Kenyan flower farms clustered around Lake Naivasha, the country’s horticultural heartland, have achieved an average 40 per cent reduction in irrigation water consumption following the adoption of sensor-based smart irrigation systems, according to data published this month by the Kenya Flower Council. The savings, measured across 34 large-scale farms covering approximately 6,200 hectares during the 2025/26 growing season, represent one of the most significant efficiency improvements in the sector since the introduction of hydroponic cultivation in the 1990s.
Kenya is the world’s third-largest cut flower exporter, with annual export revenues of approximately Ksh 145 billion. The industry employs over 150,000 people directly and supports an estimated 500,000 livelihoods. The vast majority of production is concentrated around Lake Naivasha in Nakuru County, where the lake itself supplies irrigation water and the high-altitude climate produces the long-stemmed roses that European and Asian markets prize.
What Smart Irrigation Involves
Traditional irrigation scheduling on Kenyan flower farms relied on agronomist judgement, fixed timer systems, and broad evapotranspiration estimates. The smart systems adopted by the farms in the study replace this approach with a network of soil moisture sensors placed at multiple depths in each greenhouse bed, microclimate weather stations measuring temperature, humidity, and solar radiation, and a centralised control platform that integrates all inputs to calculate precise irrigation scheduling in intervals as short as 15 minutes.
Several farms have extended the system with machine-learning layers that account for flower variety, growth stage, and historical water-use data to generate predictive irrigation schedules that anticipate plant demand rather than reacting to moisture deficits after they occur. Sian Farms, one of the largest operations in the Naivasha basin, reports that its AI-integrated system has reduced irrigation events by 60 per cent while maintaining or improving stem quality scores — a finding that has attracted attention from agronomists who long assumed that more frequent watering improved flower grade.
“We were irrigating partly out of habit and partly out of caution,” said Sian Farms Head of Agronomy Patrick Mwangi. “The sensor data showed us that we were watering soil that was already at optimal moisture. The system tells us when the plant actually needs water, not when the clock tells us to give it.”

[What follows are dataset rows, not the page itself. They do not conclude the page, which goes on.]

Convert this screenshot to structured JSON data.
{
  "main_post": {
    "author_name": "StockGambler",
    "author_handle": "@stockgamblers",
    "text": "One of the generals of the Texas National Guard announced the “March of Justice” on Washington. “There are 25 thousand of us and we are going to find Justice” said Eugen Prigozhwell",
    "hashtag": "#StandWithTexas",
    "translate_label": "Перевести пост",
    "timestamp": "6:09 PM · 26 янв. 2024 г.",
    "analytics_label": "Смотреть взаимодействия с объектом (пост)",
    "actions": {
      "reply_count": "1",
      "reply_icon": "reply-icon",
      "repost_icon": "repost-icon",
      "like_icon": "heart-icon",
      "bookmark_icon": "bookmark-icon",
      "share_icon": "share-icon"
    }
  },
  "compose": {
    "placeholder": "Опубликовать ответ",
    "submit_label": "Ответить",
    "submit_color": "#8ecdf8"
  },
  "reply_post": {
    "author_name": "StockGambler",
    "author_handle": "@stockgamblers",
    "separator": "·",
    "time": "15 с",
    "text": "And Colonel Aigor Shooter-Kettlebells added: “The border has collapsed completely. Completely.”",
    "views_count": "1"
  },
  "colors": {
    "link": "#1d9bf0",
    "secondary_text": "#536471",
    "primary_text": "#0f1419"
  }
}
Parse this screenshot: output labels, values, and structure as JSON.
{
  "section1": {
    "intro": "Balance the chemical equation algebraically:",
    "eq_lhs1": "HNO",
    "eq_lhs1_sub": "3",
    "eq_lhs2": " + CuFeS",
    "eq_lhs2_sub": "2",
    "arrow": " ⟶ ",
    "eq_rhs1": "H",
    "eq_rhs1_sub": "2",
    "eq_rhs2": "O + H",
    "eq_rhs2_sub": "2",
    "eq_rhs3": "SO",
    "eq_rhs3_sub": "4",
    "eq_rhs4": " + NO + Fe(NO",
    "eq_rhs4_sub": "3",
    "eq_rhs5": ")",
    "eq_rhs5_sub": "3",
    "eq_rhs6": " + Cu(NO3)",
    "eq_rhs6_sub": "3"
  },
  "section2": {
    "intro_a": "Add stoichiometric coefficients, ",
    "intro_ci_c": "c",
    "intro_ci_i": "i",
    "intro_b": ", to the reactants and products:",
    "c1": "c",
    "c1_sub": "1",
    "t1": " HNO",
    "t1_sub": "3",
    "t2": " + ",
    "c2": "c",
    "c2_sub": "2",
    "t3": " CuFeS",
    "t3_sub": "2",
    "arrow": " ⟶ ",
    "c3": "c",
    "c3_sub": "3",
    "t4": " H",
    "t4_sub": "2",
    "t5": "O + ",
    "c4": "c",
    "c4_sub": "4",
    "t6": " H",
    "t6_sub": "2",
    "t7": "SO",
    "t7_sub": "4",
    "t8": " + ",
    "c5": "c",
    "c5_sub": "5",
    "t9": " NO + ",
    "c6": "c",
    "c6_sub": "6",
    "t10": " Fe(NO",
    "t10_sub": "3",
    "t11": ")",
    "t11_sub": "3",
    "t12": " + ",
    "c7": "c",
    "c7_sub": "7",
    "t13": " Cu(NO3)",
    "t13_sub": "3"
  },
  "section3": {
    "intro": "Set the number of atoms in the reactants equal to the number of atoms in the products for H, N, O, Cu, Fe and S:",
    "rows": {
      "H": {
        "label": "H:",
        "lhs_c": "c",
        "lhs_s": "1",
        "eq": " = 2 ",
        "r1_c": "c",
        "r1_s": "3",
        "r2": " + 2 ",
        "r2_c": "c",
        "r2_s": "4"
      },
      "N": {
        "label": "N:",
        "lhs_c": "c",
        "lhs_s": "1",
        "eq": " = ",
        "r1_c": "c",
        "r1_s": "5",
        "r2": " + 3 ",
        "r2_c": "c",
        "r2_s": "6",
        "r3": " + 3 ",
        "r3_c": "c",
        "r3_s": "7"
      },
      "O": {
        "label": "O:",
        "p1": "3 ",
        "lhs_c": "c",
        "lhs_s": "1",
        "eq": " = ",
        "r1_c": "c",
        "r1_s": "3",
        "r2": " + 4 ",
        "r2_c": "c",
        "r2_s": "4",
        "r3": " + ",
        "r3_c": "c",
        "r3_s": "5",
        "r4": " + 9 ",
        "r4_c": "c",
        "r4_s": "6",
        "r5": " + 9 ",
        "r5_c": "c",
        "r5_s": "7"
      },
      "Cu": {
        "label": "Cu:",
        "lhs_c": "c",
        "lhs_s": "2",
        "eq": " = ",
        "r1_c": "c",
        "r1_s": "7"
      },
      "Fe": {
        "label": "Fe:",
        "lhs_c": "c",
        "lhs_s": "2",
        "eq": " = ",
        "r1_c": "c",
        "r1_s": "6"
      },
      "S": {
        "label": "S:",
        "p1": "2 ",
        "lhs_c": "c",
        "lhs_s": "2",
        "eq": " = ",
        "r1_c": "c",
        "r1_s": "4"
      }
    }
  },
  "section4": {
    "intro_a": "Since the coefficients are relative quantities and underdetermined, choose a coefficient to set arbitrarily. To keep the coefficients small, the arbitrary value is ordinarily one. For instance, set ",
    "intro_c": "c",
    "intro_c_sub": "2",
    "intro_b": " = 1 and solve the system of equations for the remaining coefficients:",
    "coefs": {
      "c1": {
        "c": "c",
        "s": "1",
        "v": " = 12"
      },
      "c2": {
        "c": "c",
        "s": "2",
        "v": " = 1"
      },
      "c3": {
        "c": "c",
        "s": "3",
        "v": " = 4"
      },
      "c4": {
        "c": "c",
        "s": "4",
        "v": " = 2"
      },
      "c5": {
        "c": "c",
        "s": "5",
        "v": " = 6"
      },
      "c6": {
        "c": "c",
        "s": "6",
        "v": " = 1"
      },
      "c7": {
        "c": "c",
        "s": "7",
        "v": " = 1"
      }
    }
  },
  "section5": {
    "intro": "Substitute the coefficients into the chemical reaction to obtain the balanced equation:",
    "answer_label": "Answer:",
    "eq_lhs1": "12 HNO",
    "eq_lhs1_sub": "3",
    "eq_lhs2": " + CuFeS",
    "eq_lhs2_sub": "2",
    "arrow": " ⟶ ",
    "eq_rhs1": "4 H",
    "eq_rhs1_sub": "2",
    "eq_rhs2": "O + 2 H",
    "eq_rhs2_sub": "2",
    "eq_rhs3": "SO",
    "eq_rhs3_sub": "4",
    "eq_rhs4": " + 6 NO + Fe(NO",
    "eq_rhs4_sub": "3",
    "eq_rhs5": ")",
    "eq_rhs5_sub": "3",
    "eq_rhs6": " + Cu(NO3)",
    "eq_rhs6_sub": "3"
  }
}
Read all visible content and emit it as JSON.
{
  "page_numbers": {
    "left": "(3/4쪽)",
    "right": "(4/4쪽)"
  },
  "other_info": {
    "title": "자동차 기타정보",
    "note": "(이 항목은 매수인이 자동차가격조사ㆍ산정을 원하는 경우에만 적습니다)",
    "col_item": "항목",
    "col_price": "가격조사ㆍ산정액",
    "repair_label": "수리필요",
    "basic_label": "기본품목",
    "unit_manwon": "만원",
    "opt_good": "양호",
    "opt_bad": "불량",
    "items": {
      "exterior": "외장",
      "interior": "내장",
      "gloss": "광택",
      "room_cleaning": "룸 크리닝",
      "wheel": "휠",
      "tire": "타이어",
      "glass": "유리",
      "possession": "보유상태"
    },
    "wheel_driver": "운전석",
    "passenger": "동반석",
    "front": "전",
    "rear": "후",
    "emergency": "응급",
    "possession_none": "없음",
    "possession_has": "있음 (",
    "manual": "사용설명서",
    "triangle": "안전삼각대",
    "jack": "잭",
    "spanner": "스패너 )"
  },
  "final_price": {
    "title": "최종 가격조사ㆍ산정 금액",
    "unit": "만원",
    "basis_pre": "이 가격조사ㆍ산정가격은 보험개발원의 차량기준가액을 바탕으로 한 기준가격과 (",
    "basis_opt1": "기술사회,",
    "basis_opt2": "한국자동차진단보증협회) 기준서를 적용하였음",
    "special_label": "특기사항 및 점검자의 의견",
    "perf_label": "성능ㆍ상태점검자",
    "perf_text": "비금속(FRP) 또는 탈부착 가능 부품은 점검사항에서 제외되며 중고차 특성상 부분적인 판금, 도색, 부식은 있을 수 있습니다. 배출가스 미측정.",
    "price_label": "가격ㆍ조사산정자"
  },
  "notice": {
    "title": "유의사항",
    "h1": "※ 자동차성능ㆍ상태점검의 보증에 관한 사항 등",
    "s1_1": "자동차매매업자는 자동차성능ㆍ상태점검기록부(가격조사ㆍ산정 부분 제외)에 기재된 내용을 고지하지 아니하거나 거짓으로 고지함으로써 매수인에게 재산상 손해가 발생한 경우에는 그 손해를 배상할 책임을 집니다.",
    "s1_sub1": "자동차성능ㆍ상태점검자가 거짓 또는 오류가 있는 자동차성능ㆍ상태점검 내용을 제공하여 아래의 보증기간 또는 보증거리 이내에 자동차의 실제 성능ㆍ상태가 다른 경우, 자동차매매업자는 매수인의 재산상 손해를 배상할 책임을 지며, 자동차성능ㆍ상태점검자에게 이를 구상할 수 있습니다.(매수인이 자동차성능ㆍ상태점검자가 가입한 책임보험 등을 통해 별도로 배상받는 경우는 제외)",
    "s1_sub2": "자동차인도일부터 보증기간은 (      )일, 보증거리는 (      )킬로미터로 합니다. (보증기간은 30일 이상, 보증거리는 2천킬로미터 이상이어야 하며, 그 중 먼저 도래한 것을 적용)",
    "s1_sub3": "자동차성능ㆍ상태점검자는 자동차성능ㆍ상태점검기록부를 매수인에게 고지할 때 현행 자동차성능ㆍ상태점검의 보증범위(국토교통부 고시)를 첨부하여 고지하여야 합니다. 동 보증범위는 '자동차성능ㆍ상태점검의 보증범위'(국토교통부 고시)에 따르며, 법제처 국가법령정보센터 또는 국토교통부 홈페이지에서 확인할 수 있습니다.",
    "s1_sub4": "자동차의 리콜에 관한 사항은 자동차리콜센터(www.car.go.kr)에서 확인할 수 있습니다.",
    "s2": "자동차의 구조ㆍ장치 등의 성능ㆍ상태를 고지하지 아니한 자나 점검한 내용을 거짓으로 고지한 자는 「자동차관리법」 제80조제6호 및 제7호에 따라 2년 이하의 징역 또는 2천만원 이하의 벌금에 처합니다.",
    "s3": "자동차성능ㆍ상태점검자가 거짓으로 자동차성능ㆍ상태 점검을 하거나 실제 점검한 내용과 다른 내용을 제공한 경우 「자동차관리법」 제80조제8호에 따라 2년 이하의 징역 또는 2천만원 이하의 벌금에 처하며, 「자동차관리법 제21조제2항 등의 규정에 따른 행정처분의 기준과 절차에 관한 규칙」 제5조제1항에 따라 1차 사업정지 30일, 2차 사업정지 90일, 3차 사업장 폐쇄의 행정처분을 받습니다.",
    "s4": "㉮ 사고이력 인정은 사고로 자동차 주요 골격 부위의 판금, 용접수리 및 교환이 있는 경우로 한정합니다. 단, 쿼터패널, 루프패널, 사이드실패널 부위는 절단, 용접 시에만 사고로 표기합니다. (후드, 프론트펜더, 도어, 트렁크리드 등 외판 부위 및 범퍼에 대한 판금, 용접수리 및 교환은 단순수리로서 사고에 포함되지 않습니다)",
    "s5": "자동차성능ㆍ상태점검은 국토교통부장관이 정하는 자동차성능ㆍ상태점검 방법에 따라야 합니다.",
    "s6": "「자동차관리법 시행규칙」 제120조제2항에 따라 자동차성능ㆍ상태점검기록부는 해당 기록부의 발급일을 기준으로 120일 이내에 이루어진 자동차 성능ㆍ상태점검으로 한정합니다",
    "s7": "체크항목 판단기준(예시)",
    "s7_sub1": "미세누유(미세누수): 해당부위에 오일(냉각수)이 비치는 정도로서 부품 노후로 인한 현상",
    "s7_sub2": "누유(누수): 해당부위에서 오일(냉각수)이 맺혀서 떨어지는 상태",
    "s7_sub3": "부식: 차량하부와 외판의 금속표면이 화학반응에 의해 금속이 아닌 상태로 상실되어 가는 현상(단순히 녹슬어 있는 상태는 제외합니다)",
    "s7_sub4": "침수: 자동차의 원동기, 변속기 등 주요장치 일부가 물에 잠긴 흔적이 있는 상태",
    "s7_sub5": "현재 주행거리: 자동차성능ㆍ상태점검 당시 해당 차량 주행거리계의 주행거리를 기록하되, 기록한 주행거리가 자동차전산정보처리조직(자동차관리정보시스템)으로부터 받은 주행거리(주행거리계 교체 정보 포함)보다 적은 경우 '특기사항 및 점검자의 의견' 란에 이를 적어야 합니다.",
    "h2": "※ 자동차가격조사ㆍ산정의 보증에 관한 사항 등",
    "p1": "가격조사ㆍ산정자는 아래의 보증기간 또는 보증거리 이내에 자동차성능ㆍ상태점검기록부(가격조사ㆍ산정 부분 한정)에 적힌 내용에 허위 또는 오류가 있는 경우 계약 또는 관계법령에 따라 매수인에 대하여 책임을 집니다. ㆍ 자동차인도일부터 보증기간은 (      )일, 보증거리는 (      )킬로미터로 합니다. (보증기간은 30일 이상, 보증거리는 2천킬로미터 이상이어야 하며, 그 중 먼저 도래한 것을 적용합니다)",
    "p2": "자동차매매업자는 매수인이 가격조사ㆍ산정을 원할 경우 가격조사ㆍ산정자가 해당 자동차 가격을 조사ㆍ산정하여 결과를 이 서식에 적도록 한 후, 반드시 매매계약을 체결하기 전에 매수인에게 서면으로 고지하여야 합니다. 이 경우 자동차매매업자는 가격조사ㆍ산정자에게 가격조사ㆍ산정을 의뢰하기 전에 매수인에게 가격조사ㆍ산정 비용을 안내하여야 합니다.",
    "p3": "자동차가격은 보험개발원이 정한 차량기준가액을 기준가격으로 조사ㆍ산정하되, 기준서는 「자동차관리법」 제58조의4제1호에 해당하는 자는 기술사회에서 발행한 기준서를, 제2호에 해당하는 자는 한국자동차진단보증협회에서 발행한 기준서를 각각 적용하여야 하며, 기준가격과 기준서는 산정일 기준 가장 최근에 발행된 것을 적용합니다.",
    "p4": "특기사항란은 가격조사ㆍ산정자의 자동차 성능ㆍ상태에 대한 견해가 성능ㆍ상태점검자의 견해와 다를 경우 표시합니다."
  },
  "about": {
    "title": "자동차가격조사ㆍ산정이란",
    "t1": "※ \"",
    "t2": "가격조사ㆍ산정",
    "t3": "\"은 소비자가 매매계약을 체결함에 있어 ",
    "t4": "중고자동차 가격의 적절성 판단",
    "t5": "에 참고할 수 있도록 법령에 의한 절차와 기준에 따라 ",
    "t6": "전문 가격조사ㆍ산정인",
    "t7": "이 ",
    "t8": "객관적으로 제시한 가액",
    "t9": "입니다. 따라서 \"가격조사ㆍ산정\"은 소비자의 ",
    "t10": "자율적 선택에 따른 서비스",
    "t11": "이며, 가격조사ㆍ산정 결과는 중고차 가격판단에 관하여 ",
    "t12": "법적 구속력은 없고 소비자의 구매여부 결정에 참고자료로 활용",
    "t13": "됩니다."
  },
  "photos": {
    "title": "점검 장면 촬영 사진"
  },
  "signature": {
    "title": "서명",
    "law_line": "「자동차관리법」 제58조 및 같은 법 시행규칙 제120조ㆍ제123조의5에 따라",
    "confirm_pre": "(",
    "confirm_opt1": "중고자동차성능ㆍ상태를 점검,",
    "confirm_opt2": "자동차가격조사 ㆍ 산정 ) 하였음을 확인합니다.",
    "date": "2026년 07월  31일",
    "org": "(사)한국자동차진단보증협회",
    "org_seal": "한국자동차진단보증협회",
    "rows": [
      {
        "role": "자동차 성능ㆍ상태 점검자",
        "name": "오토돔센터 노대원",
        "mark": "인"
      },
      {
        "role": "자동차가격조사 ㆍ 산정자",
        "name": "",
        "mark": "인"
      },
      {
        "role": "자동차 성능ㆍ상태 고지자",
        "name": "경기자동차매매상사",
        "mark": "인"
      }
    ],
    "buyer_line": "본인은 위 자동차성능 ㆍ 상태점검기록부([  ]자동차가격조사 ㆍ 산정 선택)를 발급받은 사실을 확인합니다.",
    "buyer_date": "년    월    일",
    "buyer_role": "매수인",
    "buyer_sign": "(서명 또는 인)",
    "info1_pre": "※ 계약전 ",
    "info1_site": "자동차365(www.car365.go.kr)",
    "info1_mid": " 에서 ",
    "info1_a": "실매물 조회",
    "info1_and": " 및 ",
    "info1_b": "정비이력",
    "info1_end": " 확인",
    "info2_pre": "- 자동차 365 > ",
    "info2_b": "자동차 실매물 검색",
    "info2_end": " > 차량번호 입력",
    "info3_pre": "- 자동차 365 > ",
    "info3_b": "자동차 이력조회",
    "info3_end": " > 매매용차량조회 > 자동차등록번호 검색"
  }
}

The Lake Naivasha Dimension
The environmental stakes around water use in the Naivasha basin are significant and well-documented. Lake Naivasha’s water level has fluctuated dramatically over the past three decades, with intensive extraction for floriculture identified by WWF and the Lake Naivasha Riparian Association as a major contributing factor alongside climate variability. The lake supports a Ramsar-listed wetland ecosystem, wildlife populations including hippos and over 400 bird species, and the livelihoods of fishing communities dependent on healthy water levels.
The National Environment Management Authority has progressively tightened water abstraction permits for Naivasha basin farms since 2020, and the Water Resources Authority imposed a 15 per cent mandatory reduction in licensed abstraction volumes in 2024 as part of Kenya’s El Nino adaptation response. For farms facing declining permit volumes, smart irrigation is not purely a cost-saving measure — it is the mechanism through which they can maintain production without breaching regulatory limits.
“The farms that cannot get their water efficiency up will face permit curtailment. That is the regulatory reality,” said Water Resources Authority CEO Mwenda Njoka. “What is encouraging is that the majority are moving proactively rather than waiting for enforcement.”
Cost and Access
A full smart irrigation installation for a medium-scale greenhouse block of five hectares costs approximately Ksh 2.8 million, with a payback period estimated at 2.5 to 3.5 years based on reduced water pump energy costs and lower water permit fees. The Kenya Flower Council has negotiated a preferential financing facility with Equity Bank allowing member farms to access the capital at 10.5 per cent over five years.
The technology’s adoption is not uniform. Small-scale growers producing for the local market typically cannot access the capital or technical support required for full smart systems, though lower-cost soil moisture sensor kits retailing at around Ksh 45,000 per greenhouse unit are increasingly available through agricultural input distributors in Naivasha town. The Kenya Agricultural and Livestock Research Organisation is running demonstration plots at its Naivasha station to extend practical knowledge of the technology to small growers who have not had access to commercial agronomic support — ensuring that the efficiency gains of Kenya’s floriculture sector do not accrue only to those who can already afford the best technology.